You have to work on yourself man. Focus on just you. Spinning plates won't help alleviate your internal turmoil, it serves as more of a distraction. I was with my girl only 7 months and I still think about her every day, in a much different way now. A break up is similar to someone dying, we have to feel it and go through the process. But we can't just stay there.
A few things..
-pickup a new hobby
-get out with friends and family
-gym gym gym... Helps a ton in so many ways
-do things to make your mind distracted
As I Said I broke up in June 2016. I did the above things. Lot of travelling. And it was good. As Long as I was busy there was no problem. I saw my ex again in the end of Nov because we had Tickets for a concert. I saw no Problem because I was doing fine. On the concert I was on top and let her see how fine I was doing. That day she invited me to come over and have a look at our former pet. So I visited her. That was the Time I found out the guy I suspected her to have been cheating on me before, what was one reason I finaly broke up, had already moved in. That bytch invited me over and did not tell me she was living together with the guy. WTF. She did not even tell me when I was there, but it was obvious. Maybe she just did that to hurt me. When I left that was day one for NC.
It was a shock - cause for me it prooved all I had suspected before. This guy left his wife for her, moved in with her - all that in less than 5 month? Yeah sure. She told me in September that she was together with this guy. Am I really to believe there was nothing going on before?
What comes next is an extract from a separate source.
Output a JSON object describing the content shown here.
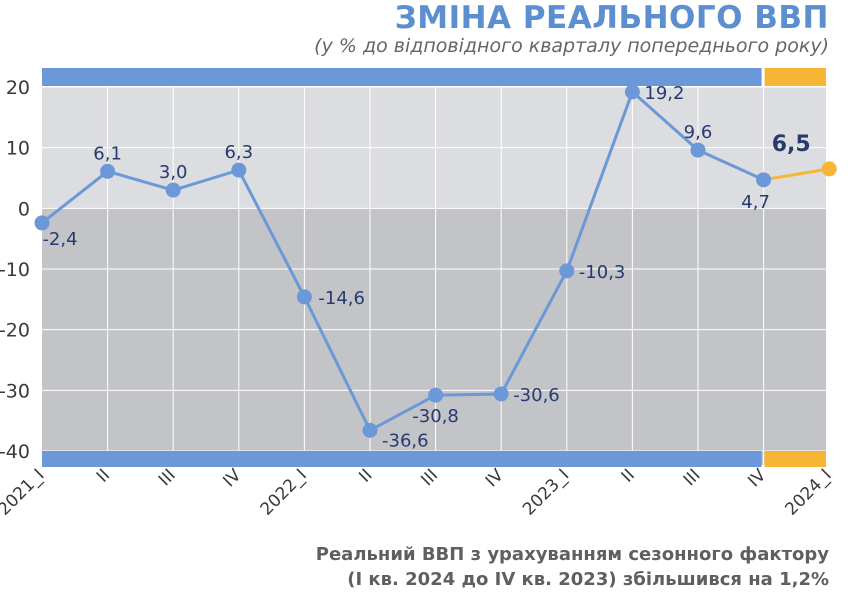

However. Visiting her was a big mistake. Or not. Maybe it just showed me that before I might still have had hope, which than was eleminated. So maybe that was at least one good thing. Best for sure might have been to go no contact from the beginning, so that something like that does not happen.
But however I kept on travelling and it was not that big of a problem.
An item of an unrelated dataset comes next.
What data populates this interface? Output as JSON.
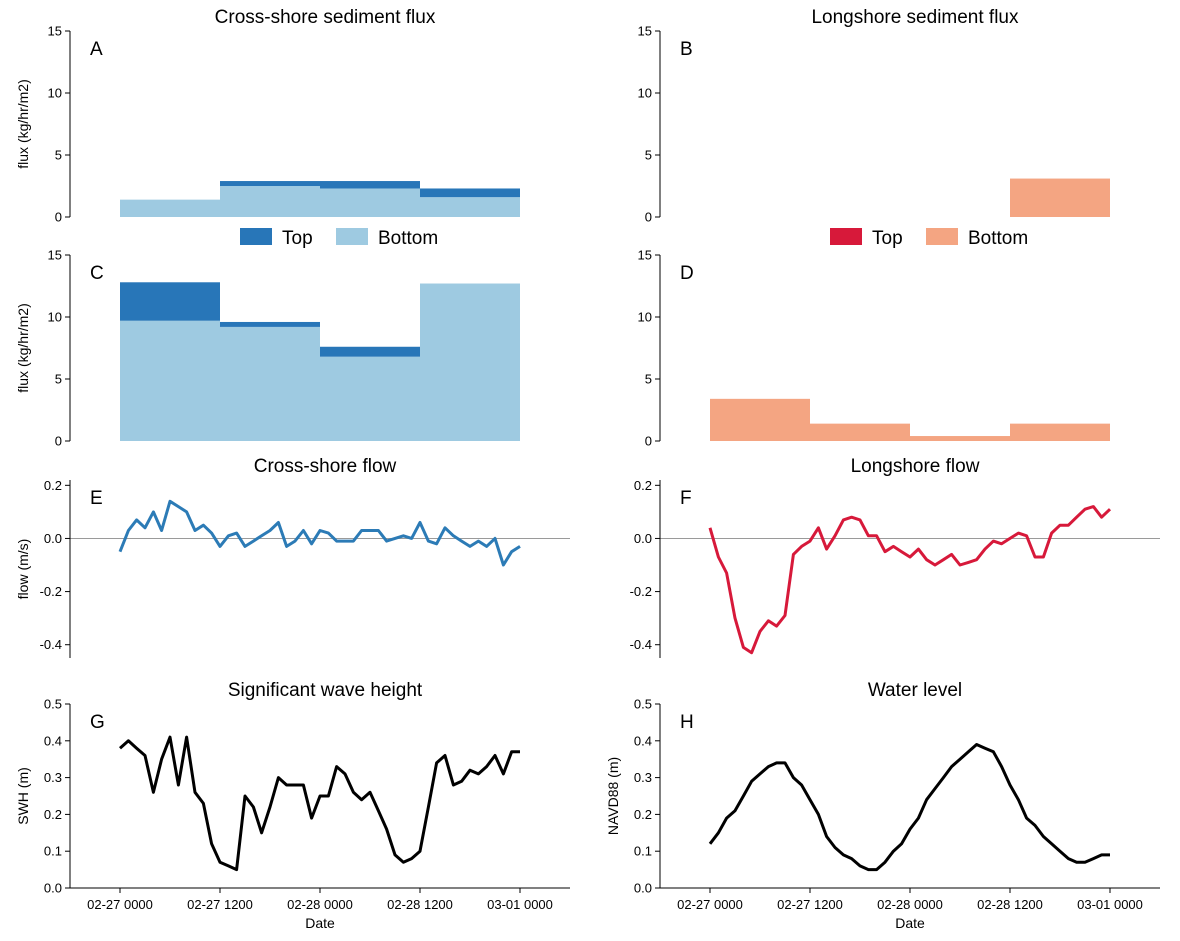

For all you, who just broke up with an Ex, she that als a Warnung example, why NC is important from the begining for you own sanity. You Do mit want to know what is going on in the life of your ex.
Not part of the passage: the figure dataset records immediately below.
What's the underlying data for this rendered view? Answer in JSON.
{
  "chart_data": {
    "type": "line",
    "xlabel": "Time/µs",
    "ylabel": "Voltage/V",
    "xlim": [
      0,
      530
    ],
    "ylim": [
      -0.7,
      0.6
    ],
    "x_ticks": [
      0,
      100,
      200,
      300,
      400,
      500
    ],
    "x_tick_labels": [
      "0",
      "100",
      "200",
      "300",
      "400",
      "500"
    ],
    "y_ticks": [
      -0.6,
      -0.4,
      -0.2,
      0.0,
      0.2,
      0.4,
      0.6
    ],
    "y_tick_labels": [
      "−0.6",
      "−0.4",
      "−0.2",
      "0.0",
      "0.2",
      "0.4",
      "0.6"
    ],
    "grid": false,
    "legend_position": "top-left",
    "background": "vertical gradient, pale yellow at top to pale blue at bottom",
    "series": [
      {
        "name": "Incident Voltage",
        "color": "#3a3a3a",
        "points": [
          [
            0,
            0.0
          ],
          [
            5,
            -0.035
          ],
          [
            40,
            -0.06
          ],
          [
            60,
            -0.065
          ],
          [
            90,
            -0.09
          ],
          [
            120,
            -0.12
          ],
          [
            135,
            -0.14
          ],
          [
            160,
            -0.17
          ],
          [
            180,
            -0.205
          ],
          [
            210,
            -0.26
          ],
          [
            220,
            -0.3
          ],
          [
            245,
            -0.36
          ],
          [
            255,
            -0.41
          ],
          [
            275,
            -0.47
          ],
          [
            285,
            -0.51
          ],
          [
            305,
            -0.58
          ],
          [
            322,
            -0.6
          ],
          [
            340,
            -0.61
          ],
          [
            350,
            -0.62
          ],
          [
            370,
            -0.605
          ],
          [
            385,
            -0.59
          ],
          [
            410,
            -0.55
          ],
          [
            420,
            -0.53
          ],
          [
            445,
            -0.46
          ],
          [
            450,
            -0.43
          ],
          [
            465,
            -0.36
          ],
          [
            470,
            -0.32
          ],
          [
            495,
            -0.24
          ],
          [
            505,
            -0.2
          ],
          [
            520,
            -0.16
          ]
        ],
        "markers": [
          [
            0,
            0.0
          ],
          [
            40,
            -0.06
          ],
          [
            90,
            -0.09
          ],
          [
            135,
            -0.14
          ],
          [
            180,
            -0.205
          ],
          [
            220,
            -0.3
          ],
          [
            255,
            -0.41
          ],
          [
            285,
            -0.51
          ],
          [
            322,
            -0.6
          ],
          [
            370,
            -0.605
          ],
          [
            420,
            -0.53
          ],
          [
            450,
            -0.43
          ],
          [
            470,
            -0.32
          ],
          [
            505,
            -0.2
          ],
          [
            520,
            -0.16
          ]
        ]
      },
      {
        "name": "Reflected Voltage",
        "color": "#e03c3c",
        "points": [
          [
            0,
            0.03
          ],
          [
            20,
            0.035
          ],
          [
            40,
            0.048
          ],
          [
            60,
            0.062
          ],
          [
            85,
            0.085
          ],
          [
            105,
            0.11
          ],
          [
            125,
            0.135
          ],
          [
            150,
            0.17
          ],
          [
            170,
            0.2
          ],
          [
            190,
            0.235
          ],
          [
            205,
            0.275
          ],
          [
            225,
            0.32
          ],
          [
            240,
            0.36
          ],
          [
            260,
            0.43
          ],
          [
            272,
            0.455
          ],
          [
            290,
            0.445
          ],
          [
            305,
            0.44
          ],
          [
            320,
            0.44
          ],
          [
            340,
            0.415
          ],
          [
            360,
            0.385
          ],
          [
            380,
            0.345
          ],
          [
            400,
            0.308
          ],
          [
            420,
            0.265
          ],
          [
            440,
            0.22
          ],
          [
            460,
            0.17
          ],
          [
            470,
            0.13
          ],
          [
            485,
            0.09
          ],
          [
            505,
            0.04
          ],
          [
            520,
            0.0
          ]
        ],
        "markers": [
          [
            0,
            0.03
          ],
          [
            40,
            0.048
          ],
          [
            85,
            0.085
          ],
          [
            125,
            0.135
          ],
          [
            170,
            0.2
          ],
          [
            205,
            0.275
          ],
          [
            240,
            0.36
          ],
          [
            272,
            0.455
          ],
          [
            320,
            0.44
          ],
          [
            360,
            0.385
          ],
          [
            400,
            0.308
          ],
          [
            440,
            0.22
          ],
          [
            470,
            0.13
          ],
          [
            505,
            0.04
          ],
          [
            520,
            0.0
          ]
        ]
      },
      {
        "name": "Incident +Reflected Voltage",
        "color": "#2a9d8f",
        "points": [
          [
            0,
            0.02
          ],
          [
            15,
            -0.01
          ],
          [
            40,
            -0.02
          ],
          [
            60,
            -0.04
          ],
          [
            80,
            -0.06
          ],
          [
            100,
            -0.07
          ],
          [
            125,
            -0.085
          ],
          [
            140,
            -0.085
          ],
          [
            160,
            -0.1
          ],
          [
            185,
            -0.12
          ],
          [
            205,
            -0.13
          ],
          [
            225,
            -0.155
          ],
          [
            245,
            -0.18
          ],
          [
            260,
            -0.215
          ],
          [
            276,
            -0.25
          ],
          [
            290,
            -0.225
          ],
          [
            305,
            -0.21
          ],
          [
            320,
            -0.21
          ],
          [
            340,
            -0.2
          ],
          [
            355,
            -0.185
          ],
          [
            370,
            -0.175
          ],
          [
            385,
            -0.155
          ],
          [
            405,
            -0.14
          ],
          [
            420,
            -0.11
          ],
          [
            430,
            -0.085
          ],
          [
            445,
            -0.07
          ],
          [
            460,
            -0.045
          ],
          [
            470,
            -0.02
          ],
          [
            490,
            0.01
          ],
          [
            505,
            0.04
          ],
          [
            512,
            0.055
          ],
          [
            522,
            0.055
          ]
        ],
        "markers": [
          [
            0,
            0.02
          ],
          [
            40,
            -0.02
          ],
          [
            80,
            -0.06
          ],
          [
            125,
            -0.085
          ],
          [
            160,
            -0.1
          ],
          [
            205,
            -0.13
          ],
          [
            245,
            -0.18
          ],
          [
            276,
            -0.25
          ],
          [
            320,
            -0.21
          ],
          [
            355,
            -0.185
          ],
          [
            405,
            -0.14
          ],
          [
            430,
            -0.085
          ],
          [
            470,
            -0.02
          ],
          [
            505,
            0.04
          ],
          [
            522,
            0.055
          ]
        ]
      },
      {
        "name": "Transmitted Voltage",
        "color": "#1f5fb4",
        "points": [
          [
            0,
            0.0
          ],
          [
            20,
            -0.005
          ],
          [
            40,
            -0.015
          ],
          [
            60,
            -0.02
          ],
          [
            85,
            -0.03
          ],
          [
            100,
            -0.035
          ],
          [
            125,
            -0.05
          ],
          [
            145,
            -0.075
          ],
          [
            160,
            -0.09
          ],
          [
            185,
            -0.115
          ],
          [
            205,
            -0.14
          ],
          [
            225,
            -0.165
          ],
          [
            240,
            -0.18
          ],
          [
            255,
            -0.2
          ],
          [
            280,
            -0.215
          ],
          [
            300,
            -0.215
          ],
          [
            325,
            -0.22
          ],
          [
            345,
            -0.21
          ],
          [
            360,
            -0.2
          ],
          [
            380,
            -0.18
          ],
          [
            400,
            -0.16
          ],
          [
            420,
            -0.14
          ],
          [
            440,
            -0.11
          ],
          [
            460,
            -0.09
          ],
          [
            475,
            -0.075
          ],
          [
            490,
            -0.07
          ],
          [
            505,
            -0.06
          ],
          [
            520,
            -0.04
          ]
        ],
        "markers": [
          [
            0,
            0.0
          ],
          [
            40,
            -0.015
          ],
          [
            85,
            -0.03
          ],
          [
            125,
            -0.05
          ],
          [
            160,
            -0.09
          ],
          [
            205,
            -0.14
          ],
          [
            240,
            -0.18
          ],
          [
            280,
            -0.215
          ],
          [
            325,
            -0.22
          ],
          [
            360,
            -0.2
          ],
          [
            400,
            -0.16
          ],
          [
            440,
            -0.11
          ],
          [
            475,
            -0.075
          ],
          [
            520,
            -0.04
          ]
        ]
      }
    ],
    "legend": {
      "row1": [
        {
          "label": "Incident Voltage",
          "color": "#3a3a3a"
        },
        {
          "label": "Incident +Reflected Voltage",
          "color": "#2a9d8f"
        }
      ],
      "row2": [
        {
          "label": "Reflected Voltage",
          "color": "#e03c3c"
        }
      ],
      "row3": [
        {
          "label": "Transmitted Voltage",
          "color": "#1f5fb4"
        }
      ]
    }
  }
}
Unfortunately I got ill in the middst of december. So no more travelling and no other distractions. So that I am DLTX I had to tAke meds which cause as sideeffects some kinda depressions.
And that was the time, when my mind began to miss her. Being tied at home, feeling alone and missing her. Not being able to work out any more. And so that I had the time, my mind began to think the relationship all over. So on some Level I hate her, and because of my actual situation (stuck at home and not being able to lead my normal live) I also miss her. And its hard to see a future.
What triggers it? I think is that staying at home.